物語はモモがある町の円形劇場あとに辿り着き、そこを寝床とするところから始まります。

モモはすぐに町の住人にとってなくてはならない存在となりました。

それは、モモがある能力を持っていたからです。

小さなモモにできたこと、それはほかでもありません。

あいての話しを聞くことでした。

なあんだ、そんなこと、とみなさんは言うでしょうね。話を聞くなんて、だれにだってできるじゃないかって。
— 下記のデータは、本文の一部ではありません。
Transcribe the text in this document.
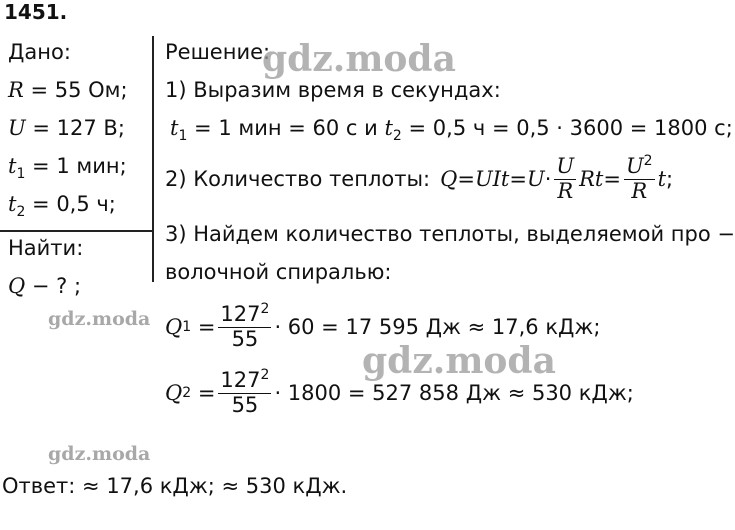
1451.
Дано:
R = 55 Ом;
U = 127 В;
$t_1 = 1$ мин;
$t_2 = 0,5$ ч;
Найти:
Q − ? ;
Решение:
1) Выразим время в секундах:
$t_1 = 1$ мин = 60 с и $t_2 = 0,5$ ч = 0,5 · 3600 = 1800 с;
2) Количество теплоты: Q = UIt = $U \cdot \frac{U}{R}$ $Rt = \frac{U^2}{R}$ t ;
3) Найдем количество теплоты, выделяемой про −
волочной спиралью:
Q $1 = \frac{127^2}{55} \cdot 60 = 17$ 595 Дж ≈ 17,6 кДж;
Q $2 = \frac{127^2}{55} \cdot 1800 = 527$ 858 Дж ≈ 530 кДж;
Ответ: ≈ 17,6 кДж; ≈ 530 кДж.
gdz.moda
gdz.moda
gdz.moda
gdz.moda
でもそれはまちがいです。ほんとうに聞くことができる人は、めったにいないものです。そしてこのてんでモモは、それこそほかにはれいのないすばらしい才能をもっていたのです。

モモ(岩波少年文庫)23Pより引用↑

ほんとうに聞くことができる人は、めったにいないものです。

これはホント最近になって分かってきたことです。久しぶりにモモを読んで、一番衝撃的だった部分、なんだけど、やっぱり人の話しを聞くなんて自分は出来ていると信じている人は多いと思います。

モモに話を聞いてもらっていると、どうしてよいかわからずに思いまよっていた人は、急にじぶんの意思がはっきりしてきます。
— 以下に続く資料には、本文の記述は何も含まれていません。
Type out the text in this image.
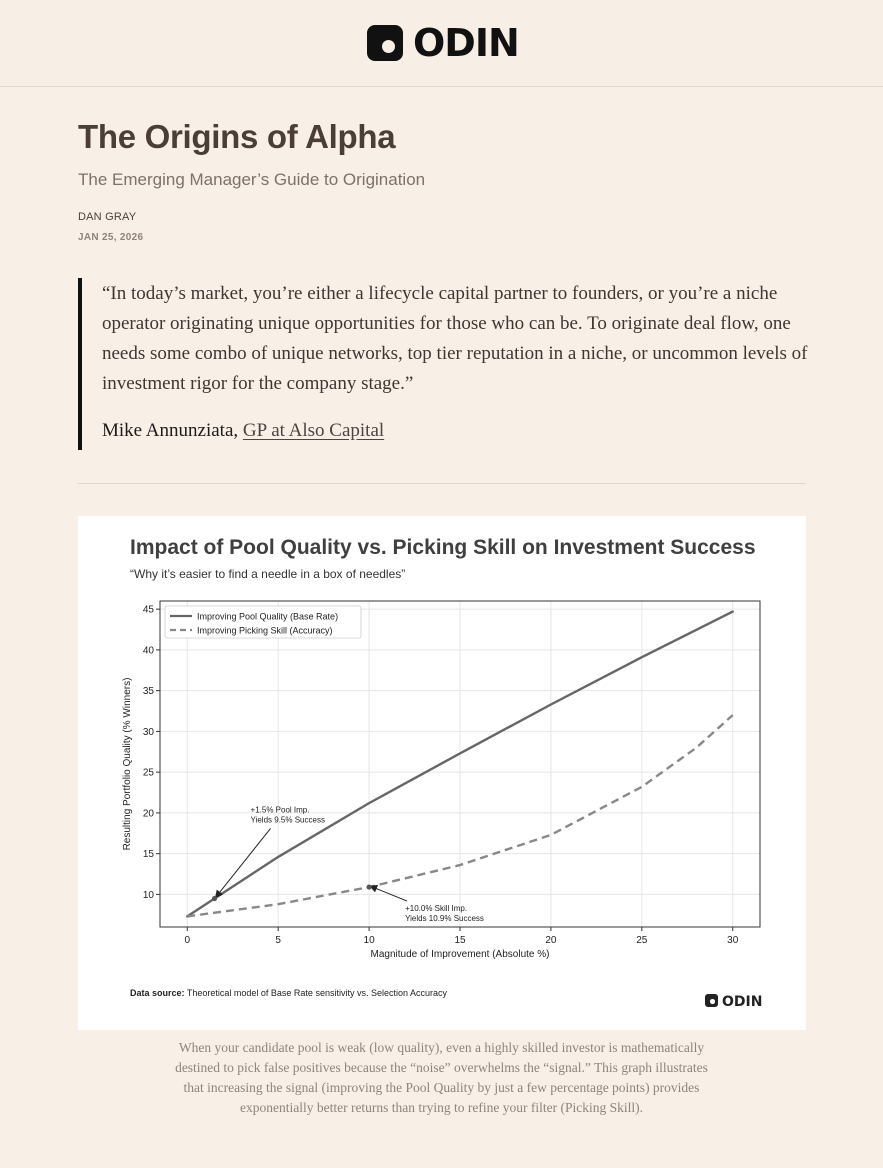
ODIN
The Origins of Alpha
The Emerging Manager’s Guide to Origination
DAN GRAY
JAN 25, 2026
“In today’s market, you’re either a lifecycle capital partner to founders, or you’re a niche operator originating unique opportunities for those who can be. To originate deal flow, one needs some combo of unique networks, top tier reputation in a niche, or uncommon levels of investment rigor for the company stage.”
Mike Annunziata, GP at Also Capital
Impact of Pool Quality vs. Picking Skill on Investment Success
“Why it’s easier to find a needle in a box of needles”
0	5	10	15	20	25	30
10
15
20
25
30
35
40
45
Magnitude of Improvement (Absolute %)
Resulting Portfolio Quality (% Winners)
Improving Pool Quality (Base Rate)
Improving Picking Skill (Accuracy)
+1.5% Pool Imp.
Yields 9.5% Success
+10.0% Skill Imp.
Yields 10.9% Success
Data source: Theoretical model of Base Rate sensitivity vs. Selection Accuracy
ODIN
When your candidate pool is weak (low quality), even a highly skilled investor is mathematically destined to pick false positives because the “noise” overwhelms the “signal.” This graph illustrates that increasing the signal (improving the Pool Quality by just a few percentage points) provides exponentially better returns than trying to refine your filter (Picking Skill).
ひっこみじあんの人には、きゅうに目のまえがひらけ、勇気が出てきます。不幸な人、なやみのある人には、希望とあかるさがわいてきます。

たとえば、こう考えている人がいたとします。

おれの人生は失敗で、なんの意味もない、おれは何千万もの人間のなかのケチなひとりで、死んだところでこわれたつぼとおんなじだ、べつのつぼがすぐにおれの場所をふさぐだけさ、生きていようと死んでしまおうとどうってちがいはありゃしない。

この人がモモのところへ出かけていって、その考えをうちあけたとします。

するとしゃべっているうちに、ふしぎにじぶんがまちがっていたことがわかってくるのです。
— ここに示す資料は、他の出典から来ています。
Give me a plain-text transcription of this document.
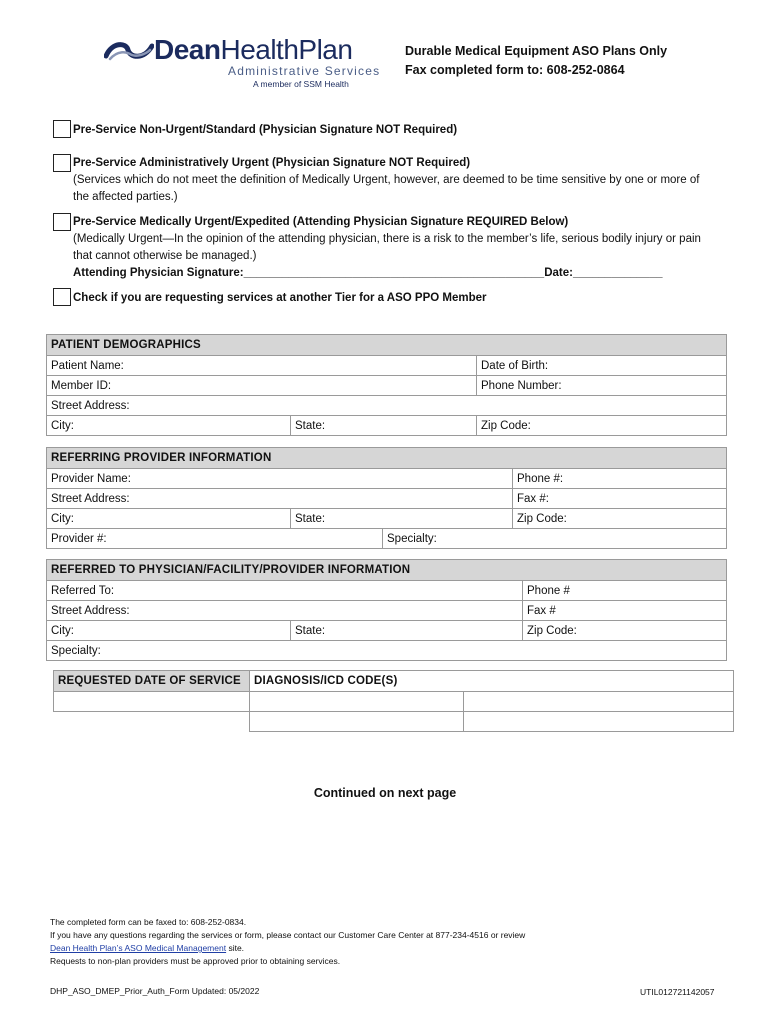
DeanHealthPlan
Administrative Services
A member of SSM Health
Durable Medical Equipment ASO Plans Only
Fax completed form to: 608-252-0864
Pre-Service Non-Urgent/Standard (Physician Signature NOT Required)
Pre-Service Administratively Urgent (Physician Signature NOT Required)
(Services which do not meet the definition of Medically Urgent, however, are deemed to be time sensitive by one or more of the affected parties.)
Pre-Service Medically Urgent/Expedited (Attending Physician Signature REQUIRED Below)
(Medically Urgent—In the opinion of the attending physician, there is a risk to the member’s life, serious bodily injury or pain that cannot otherwise be managed.)
Attending Physician Signature:_______________________________________________Date:______________
Check if you are requesting services at another Tier for a ASO PPO Member
PATIENT DEMOGRAPHICS		
Patient Name:		Date of Birth:
Member ID:		Phone Number:
Street Address:		
City:	State:	Zip Code:
REFERRING PROVIDER INFORMATION			
Provider Name:			Phone #:
Street Address:			Fax #:
City:	State:		Zip Code:
Provider #:		Specialty:	
REFERRED TO PHYSICIAN/FACILITY/PROVIDER INFORMATION		
Referred To:		Phone #
Street Address:		Fax #
City:	State:	Zip Code:
Specialty:		
REQUESTED DATE OF SERVICE	DIAGNOSIS/ICD CODE(S)	

Continued on next page
The completed form can be faxed to: 608-252-0834.
If you have any questions regarding the services or form, please contact our Customer Care Center at 877-234-4516 or review
Dean Health Plan’s ASO Medical Management site.
Requests to non-plan providers must be approved prior to obtaining services.
DHP_ASO_DMEP_Prior_Auth_Form Updated: 05/2022	UTIL012721142057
いや、おれはおれなんだ、世界じゅうの人間のなかで、おれという人間はひとりしかいない、だからおれはおれなりに、この世のなかでたいせつな者なんだ!

こういうふうにモモは人の話が聞けたのです!

『モモ』23、24pより引用↑

だから町の人々は、何か悩みごとがあると「モモのところに行ってごらん!」と言うのが決まり文句になっていたそうです。

モモは評価しない

あなたには『モモ』を読む時間はあるか/ミヒャエル・エンデと文化的なももの役割

にも書いてあるのですが、

「評価しない」というのは重要なポイントです。

文化的なものには傾きを矯正する力がある。

実際に傾いていようがいまいが、そこに立つ人が聞く耳を持たなければ意味がありません

言葉は伝わっても、伝わらないのです。

そんなことよくあるでしょう。

タバコは体に良くないよ!
そうだよなーとか言って全然止めようとしないとか。

なぜかというと、意見や評価というのはその程度のものだから。
一つの正解ではあるけれど、同時に一つの不正解でもあるから。

また、モモを読む/現代の必読書『モモ』に学ぶ自分だけの時間の見つめ方

では

自分の時間を評価しないということが大事だということを書きました。

自分の時間を評価するということは、そこに有益、無益の判断をすることになってしまう。

何を持ってその判断をするかというと、自分が何を得られるか、自分にとってメリットはあるのかという観点です。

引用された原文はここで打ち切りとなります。